I now strive every day to learn more about Christ and grow closer to God. My biggest fear is that one day I will be at the end of my road and look back on my life and wonder what it was all for. Will I have many regrets about the things I spent so much time on?
Do yoy know that most everyone you ask will claim that they beleive that there is something more out there. That there must be some kind of creator to have "created" this thing we know as life. And most people will even admit to beleiving in God. I beleive in God and firmly beleive that he sent Christ to pay the debt we could not pay. And through faith we are saved. Faith that Christ died for our sins and rose again 3 days later. We cannot buy our way into heaven, we cannot work our way into heaven. Good works is a result of "true faith".
Scripture says to love all others as you would love yourself. But I don't. I want to, but I don't. So what does that mean? Does it mean I'm not saved? I think it probably means that I'm not very mature in the word. I used to travel a lot for work. I was at the airport here in Houston once and while sitting waiting to board the plane I was watching people. You wouldnt believ that diverse crowds at the air port. Rich people, poor people, ugly, cute, black, white, brown, tan, purple, yellow, smelly, big, tall, all kinds of people from all parts of the world. I would sit and judge. I would size them up just by the way they looked. I asked God right then, help me love these people. Then I recalled soemthing I once read in a book. The writter told a story about this same issue. He said he was in his office one day speaking to one of the church members. This church member was going through the same thing I was. The guy asked the church member to walk over to the window and look outside. (They were in a high rise building over looking a large city). The church member replied, "I see people, cars and building". The man said "wrong", tell me again, what do you see. This time the church member went into great detail about seeing red cars, people wearing suits, the color of each building etc. The man again said, "wrong". Let me tell you what I see. I see unsaved people.
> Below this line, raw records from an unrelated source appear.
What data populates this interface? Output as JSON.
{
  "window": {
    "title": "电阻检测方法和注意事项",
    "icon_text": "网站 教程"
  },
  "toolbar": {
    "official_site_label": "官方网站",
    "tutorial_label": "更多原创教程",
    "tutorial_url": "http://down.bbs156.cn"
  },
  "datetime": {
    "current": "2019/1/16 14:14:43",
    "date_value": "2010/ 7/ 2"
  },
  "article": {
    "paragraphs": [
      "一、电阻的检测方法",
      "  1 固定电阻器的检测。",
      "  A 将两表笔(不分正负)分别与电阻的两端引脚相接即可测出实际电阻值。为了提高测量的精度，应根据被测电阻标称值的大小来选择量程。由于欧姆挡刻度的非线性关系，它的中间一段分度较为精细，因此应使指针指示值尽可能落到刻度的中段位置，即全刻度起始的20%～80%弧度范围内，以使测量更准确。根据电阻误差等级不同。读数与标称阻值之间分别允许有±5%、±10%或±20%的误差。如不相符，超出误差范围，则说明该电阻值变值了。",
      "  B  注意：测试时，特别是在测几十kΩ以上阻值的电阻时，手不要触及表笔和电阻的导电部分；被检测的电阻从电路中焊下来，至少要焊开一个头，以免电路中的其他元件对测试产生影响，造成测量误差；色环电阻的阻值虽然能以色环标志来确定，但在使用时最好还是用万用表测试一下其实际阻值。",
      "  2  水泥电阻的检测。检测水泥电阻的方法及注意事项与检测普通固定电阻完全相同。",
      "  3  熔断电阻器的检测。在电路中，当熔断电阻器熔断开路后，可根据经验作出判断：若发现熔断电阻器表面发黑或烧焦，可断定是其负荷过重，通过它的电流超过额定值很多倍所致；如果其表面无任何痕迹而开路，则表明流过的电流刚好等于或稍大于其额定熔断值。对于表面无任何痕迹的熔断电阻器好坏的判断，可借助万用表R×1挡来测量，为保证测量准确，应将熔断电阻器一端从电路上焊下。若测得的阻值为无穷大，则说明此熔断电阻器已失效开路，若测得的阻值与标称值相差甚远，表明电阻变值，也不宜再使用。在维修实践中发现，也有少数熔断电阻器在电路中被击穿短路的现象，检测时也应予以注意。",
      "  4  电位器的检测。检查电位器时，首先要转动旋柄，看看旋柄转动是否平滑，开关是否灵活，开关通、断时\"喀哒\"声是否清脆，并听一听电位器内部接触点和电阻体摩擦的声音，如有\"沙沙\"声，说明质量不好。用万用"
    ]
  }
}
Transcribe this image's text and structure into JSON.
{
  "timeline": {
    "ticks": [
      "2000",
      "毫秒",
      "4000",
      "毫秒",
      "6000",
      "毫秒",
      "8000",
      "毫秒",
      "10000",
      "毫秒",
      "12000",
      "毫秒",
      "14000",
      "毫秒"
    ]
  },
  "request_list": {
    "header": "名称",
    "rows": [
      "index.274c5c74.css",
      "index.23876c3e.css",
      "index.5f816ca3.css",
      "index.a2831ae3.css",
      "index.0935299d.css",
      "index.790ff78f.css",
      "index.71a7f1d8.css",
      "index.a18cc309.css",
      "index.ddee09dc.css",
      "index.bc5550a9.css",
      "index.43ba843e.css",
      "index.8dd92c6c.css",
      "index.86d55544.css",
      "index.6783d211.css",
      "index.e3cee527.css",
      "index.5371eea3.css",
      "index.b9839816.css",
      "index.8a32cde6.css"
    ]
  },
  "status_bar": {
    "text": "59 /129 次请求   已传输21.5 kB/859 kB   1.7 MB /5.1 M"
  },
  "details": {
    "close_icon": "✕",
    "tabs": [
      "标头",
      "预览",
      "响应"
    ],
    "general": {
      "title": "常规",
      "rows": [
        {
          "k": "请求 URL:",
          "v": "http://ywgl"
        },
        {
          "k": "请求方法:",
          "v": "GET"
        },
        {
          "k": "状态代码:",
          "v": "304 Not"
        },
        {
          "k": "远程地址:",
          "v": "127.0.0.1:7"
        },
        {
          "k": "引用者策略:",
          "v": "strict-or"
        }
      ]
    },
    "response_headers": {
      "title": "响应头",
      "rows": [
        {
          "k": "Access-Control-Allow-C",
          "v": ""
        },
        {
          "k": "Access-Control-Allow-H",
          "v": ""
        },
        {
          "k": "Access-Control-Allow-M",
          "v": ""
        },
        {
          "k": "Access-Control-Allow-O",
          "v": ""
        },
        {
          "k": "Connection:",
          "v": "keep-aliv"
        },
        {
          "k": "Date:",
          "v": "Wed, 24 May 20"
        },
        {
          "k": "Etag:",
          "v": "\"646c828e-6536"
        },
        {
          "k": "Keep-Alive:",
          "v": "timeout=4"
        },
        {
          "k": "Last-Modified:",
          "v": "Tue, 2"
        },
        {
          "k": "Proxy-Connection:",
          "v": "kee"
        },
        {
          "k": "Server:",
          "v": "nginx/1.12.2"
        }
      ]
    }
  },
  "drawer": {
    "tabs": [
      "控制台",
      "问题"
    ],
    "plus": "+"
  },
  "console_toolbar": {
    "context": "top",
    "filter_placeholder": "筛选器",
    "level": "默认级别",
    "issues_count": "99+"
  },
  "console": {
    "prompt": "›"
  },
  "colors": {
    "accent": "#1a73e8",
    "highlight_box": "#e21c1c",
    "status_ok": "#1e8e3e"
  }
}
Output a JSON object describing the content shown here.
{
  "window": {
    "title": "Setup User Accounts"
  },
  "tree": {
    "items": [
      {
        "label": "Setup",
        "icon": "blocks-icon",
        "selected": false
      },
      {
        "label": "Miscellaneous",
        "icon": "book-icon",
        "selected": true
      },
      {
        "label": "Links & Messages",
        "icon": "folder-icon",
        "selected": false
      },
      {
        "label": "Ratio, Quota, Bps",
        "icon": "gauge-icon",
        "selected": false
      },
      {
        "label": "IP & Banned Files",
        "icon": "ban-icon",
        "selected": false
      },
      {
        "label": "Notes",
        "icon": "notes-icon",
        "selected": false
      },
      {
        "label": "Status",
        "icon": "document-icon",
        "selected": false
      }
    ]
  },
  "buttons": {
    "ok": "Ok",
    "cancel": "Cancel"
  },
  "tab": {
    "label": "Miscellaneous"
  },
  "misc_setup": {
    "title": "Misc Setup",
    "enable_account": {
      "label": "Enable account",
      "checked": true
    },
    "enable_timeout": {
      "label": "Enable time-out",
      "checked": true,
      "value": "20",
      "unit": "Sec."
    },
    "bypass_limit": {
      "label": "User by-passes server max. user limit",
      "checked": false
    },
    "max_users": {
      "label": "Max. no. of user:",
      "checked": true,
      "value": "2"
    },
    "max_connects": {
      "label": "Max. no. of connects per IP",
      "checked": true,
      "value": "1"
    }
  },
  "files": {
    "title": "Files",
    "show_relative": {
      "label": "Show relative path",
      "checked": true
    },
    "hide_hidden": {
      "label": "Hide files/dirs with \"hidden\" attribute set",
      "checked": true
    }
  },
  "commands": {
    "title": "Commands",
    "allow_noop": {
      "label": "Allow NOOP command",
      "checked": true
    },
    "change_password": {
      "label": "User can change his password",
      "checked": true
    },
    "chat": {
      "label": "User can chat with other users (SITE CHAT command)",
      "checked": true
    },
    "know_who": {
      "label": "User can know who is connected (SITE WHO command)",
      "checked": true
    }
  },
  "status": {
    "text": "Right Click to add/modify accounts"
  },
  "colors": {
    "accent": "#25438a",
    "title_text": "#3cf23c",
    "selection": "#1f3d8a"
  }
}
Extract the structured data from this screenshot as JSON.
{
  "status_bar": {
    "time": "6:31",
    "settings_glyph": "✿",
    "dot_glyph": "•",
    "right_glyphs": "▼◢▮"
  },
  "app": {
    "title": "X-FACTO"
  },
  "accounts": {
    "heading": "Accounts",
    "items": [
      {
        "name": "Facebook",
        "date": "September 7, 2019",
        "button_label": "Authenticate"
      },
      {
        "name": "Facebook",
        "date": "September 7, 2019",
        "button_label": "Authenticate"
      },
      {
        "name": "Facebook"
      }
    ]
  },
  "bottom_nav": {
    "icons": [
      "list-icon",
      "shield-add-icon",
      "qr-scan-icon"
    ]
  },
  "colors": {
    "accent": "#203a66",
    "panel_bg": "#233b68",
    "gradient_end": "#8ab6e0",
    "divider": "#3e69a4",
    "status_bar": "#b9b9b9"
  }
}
When I look out this window and see all these people I look at them as being unsaved. And it breakes my heart. This is what has taught me to learn to love people. By doing this you will also see how important it is to tell them the gospel. You know the truth, and they dont. Many of them have never been told. All you have to do is speak. But many dont. So they live the sin of silence. We are all wrong for not telling someone. They may burn in hell for ever simply because they have never accepted Christ as their savior.
When is the last time you have told someone about Christ?